February 27, 2002, 3:26pm. Too sexy for words (listen to the sound file for the full sensual experience).
3:16pm. Bad pun headline of the week award goes to the Age for ‘KFC bosses aren’t chicken, but they sure are tender‘, leading a story about KFC managers burnt their feet trying a fire-walking exercise “In all, 11 ambulances responded to the emergency at 1.40pm when the resort reported about 30 people suffering burns to their feet as a result of a fire-walking exercise over the ashes of burnt timber”.
2:07pm. What a day. Yesterday I was told my contract wasn’t going to be renewed and today would be my last day. Today I was told I have another month, but until I have it in writing, I don’t believe it. Meanwhile, I’m sick as a dog and all I want to do it lie in bed and moan.

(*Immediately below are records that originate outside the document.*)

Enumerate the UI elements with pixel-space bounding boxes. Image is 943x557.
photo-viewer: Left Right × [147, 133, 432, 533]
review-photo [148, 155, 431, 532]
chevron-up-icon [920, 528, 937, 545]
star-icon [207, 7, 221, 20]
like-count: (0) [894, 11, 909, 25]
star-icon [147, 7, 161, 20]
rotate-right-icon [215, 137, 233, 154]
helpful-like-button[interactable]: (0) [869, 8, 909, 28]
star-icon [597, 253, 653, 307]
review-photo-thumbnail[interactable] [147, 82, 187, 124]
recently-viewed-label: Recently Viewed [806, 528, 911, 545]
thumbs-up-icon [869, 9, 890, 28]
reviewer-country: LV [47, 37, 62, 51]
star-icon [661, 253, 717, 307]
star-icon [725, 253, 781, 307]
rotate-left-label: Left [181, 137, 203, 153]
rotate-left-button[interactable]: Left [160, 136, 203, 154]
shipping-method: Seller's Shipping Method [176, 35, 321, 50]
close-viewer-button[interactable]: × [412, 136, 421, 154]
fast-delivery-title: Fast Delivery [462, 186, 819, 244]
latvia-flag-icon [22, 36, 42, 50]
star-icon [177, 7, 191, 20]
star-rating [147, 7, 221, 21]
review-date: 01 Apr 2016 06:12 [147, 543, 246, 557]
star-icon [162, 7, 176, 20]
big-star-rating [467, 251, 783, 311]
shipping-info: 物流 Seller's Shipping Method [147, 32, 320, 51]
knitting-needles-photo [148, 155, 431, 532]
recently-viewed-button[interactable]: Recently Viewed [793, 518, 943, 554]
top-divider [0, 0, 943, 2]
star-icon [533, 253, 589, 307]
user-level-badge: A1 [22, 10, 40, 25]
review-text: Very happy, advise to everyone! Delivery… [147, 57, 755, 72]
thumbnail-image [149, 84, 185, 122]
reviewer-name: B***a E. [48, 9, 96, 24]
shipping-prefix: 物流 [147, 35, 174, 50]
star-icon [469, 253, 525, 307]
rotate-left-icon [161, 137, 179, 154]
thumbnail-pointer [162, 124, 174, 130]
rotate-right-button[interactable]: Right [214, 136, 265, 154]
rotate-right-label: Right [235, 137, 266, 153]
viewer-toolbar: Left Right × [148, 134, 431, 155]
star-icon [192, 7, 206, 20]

Anyway, some tidbits: Lygon Street touts to go: “council officers recently launched an undercover operation to try to eradicate touting in the strip that has long irritated local businesses, patrons and tourists“. Britney should count herself lucky she doesn’t live in Turkey: “Turkey lifts controversial virginity tests“. The mistakes of John Howard, part 734,566 of a series of 1,000,000: Governor-General Peter Hollingworth could be barred from the nation’s public schools because of his statements on child sexual abuse.